Perbincangan mengenai peran perempuan dalam ruang publik sering kali terjebak pada dua kutub ekstrem. Di satu sisi, ada pandangan konservatif yang mengurung potensi perempuan hanya pada wilayah domestik tanpa memberi ruang bagi aktualisasi intelektual. Di sisi lain, arus liberalisme menyeret perempuan ke dalam kompetisi semu yang menuntut mereka menanggalkan kodrat alamiah demi kesetaraan yang kebablasan. Islam, melalui konsep akhlakul karimah, hadir menawarkan jalan tengah yang beradab. Perempuan dalam Islam tidak dipandang sebagai warga kelas dua, melainkan sebagai mitra sejajar laki-laki dalam mengemban amanah kekhalifahan di muka bumi.

Kesejajaran peran ini ditegaskan secara eksplisit dalam Al-Quran. Allah SWT memosisikan laki-laki dan perempuan beriman sebagai penolong satu sama lain dalam melakukan reformasi sosial dan menegakkan kebaikan. Hubungan ini bukanlah hubungan subordinasi, melainkan kemitraan strategis demi kemaslahatan umat.

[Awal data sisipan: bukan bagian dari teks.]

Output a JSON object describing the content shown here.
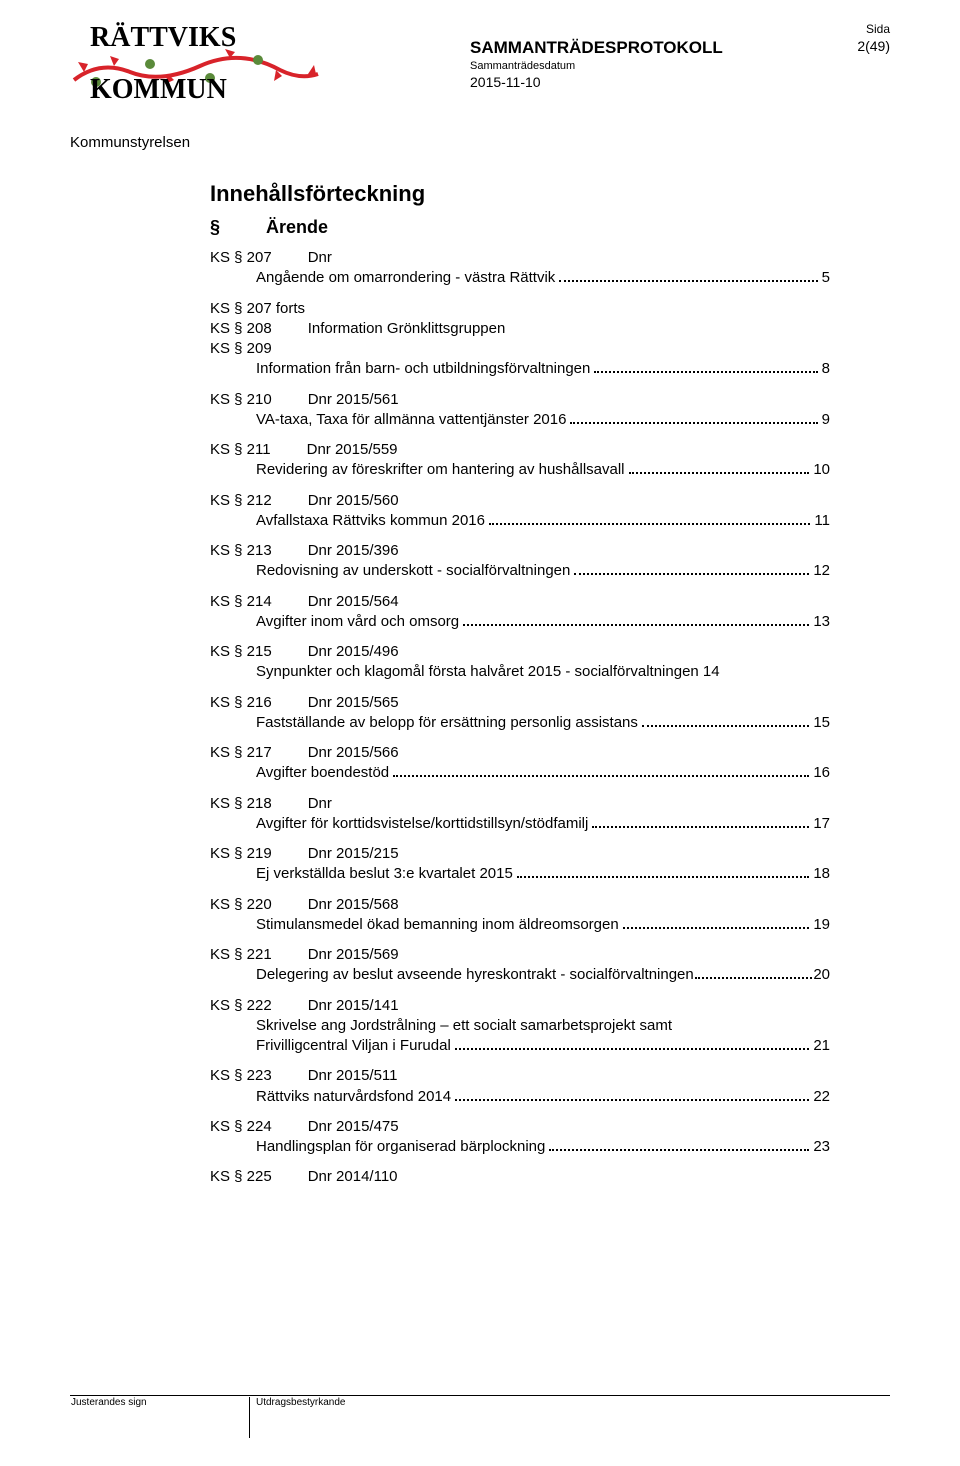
{
  "header": {
    "logo_line1": "RÄTTVIKS",
    "logo_line2": "KOMMUN",
    "protokoll_title": "SAMMANTRÄDESPROTOKOLL",
    "sida_label": "Sida",
    "page_num": "2(49)",
    "date_label": "Sammanträdesdatum",
    "date_val": "2015-11-10"
  },
  "section_title": "Kommunstyrelsen",
  "toc": {
    "heading": "Innehållsförteckning",
    "col1": "§",
    "col2": "Ärende",
    "entries": [
      {
        "ks": "KS § 207",
        "dnr": "Dnr",
        "desc": "Angående om omarrondering - västra Rättvik",
        "page": "5"
      },
      {
        "ks": "KS § 207 forts",
        "dnr": "",
        "desc": "",
        "page": "",
        "nopage": true,
        "nodots": true
      },
      {
        "ks": "KS § 208",
        "dnr": "Information Grönklittsgruppen",
        "desc": "",
        "page": "",
        "nopage": true,
        "nodots": true,
        "inline": true
      },
      {
        "ks": "KS § 209",
        "dnr": "",
        "desc": "Information från barn- och utbildningsförvaltningen",
        "page": "8",
        "inline": true
      },
      {
        "ks": "KS § 210",
        "dnr": "Dnr 2015/561",
        "desc": "VA-taxa, Taxa för allmänna vattentjänster 2016",
        "page": "9"
      },
      {
        "ks": "KS § 211",
        "dnr": "Dnr 2015/559",
        "desc": "Revidering av föreskrifter om hantering av hushållsavall",
        "page": "10"
      },
      {
        "ks": "KS § 212",
        "dnr": "Dnr 2015/560",
        "desc": "Avfallstaxa Rättviks kommun 2016",
        "page": "11"
      },
      {
        "ks": "KS § 213",
        "dnr": "Dnr 2015/396",
        "desc": "Redovisning av underskott - socialförvaltningen",
        "page": "12"
      },
      {
        "ks": "KS § 214",
        "dnr": "Dnr 2015/564",
        "desc": "Avgifter inom vård och omsorg",
        "page": "13"
      },
      {
        "ks": "KS § 215",
        "dnr": "Dnr 2015/496",
        "desc": "Synpunkter och klagomål första halvåret 2015 - socialförvaltningen 14",
        "page": "",
        "nodots": true
      },
      {
        "ks": "KS § 216",
        "dnr": "Dnr 2015/565",
        "desc": "Fastställande av belopp för ersättning personlig assistans",
        "page": "15"
      },
      {
        "ks": "KS § 217",
        "dnr": "Dnr 2015/566",
        "desc": "Avgifter boendestöd",
        "page": "16"
      },
      {
        "ks": "KS § 218",
        "dnr": "Dnr",
        "desc": "Avgifter för korttidsvistelse/korttidstillsyn/stödfamilj",
        "page": "17"
      },
      {
        "ks": "KS § 219",
        "dnr": "Dnr 2015/215",
        "desc": "Ej verkställda beslut 3:e kvartalet 2015",
        "page": "18"
      },
      {
        "ks": "KS § 220",
        "dnr": "Dnr 2015/568",
        "desc": "Stimulansmedel ökad bemanning inom äldreomsorgen",
        "page": "19"
      },
      {
        "ks": "KS § 221",
        "dnr": "Dnr 2015/569",
        "desc": "Delegering av beslut avseende hyreskontrakt - socialförvaltningen",
        "page": "20",
        "tightdots": true
      },
      {
        "ks": "KS § 222",
        "dnr": "Dnr 2015/141",
        "desc_multiline": [
          "Skrivelse ang Jordstrålning – ett socialt samarbetsprojekt samt",
          "Frivilligcentral Viljan i Furudal"
        ],
        "page": "21"
      },
      {
        "ks": "KS § 223",
        "dnr": "Dnr 2015/511",
        "desc": "Rättviks naturvårdsfond 2014",
        "page": "22"
      },
      {
        "ks": "KS § 224",
        "dnr": "Dnr 2015/475",
        "desc": "Handlingsplan för organiserad bärplockning",
        "page": "23"
      },
      {
        "ks": "KS § 225",
        "dnr": "Dnr 2014/110",
        "desc": "",
        "page": "",
        "nopage": true,
        "nodots": true
      }
    ]
  },
  "footer": {
    "left": "Justerandes sign",
    "right": "Utdragsbestyrkande"
  },
  "colors": {
    "logo_red": "#d8232a",
    "logo_green": "#5a8a3a",
    "text": "#000000",
    "background": "#ffffff"
  }
}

Allah SWT berfirman:

Dalam Artikel

وَالْمُؤْمِنُونَ وَالْمُؤْمِنَاتُ بَعْضُهُمْ أَوْلِيَاءُ بَعْضٍ ۚ يَأْمُرُونَ بِالْمَعْرُوفِ وَيَنْهَوْنَ عَنِ الْمُنْكَرِ

Artinya: Dan orang-orang yang beriman, laki-laki dan perempuan, sebagian mereka menjadi penolong bagi sebagian yang lain. Mereka menyuruh berbuat yang makruf dan mencegah dari yang mungkar. Ayat ini menjadi legitimasi teologis bahwa Muslimah memiliki tanggung jawab sosial yang sama besarnya dalam mengawal moralitas dan arah peradaban bangsa.

Salah satu pilar terpenting pembangunan peradaban dimulai dari unit terkecil masyarakat, yaitu keluarga. Di sinilah Muslimah memainkan peran sentral sebagai madrasatul ula, sekolah pertama bagi generasi penerus. Peran ini sering kali diremehkan oleh sebagian kalangan modernis sebagai bentuk domestikasi. Padahal, mendidik anak adalah tugas intelektual tingkat tinggi. Dari rahim dan asuhan ibu yang cerdas lahir para pemimpin, ilmuwan, dan pejuang kemanusiaan. Menghancurkan sebuah peradaban cukup dilakukan dengan menjauhkan para ibu dari anak-anak mereka dan membuat mereka merasa malu dengan peran domestik yang mulia ini.

Saat ini, bangsa kita tengah menghadapi krisis multidimensi, mulai dari dekadensi moral remaja, tingginya angka perceraian, hingga rapuhnya ketahanan keluarga akibat disrupsi digital. Di sinilah urgensi kehadiran Muslimah yang memiliki kedalaman spiritual dan keluasan ilmu. Muslimah tidak boleh hanya menjadi konsumen pasif dari arus informasi, melainkan harus menjadi penyaring dan produsen nilai-nilai kebaikan. Dengan kelembutan hati dan ketajaman berpikirnya, Muslimah mampu merumuskan pendekatan persuasif dalam mengatasi berbagai patologi sosial di lingkungannya.

Sejarah Islam telah mencatat tinta emas kontribusi intelektual para Muslimah. Sayyidah Aisyah RA adalah rujukan utama para sahabat dalam urusan hadis dan hukum Islam setelah wafatnya Rasulullah SAW. Begitu pula Fatima al-Fihri yang mendirikan Universitas Al-Qarawiyyin, universitas tertua di dunia yang masih beroperasi hingga kini. Kenyataan sejarah ini membuktikan bahwa Islam tidak pernah membatasi perempuan untuk menuntut ilmu setinggi mungkin. Rasulullah SAW bersabda:

طَلَبُ الْعِلْمِ فَرِيضَةٌ عَلَى كُلِّ مُسْلِمٍ

Kewajiban menuntut ilmu dalam hadis ini bersifat mutlak bagi setiap Muslim, tanpa memandang gender. Ilmu pengetahuan adalah senjata utama bagi Muslimah untuk ikut serta merumuskan kebijakan publik, memajukan perekonomian, dan mencerahkan kehidupan bangsa.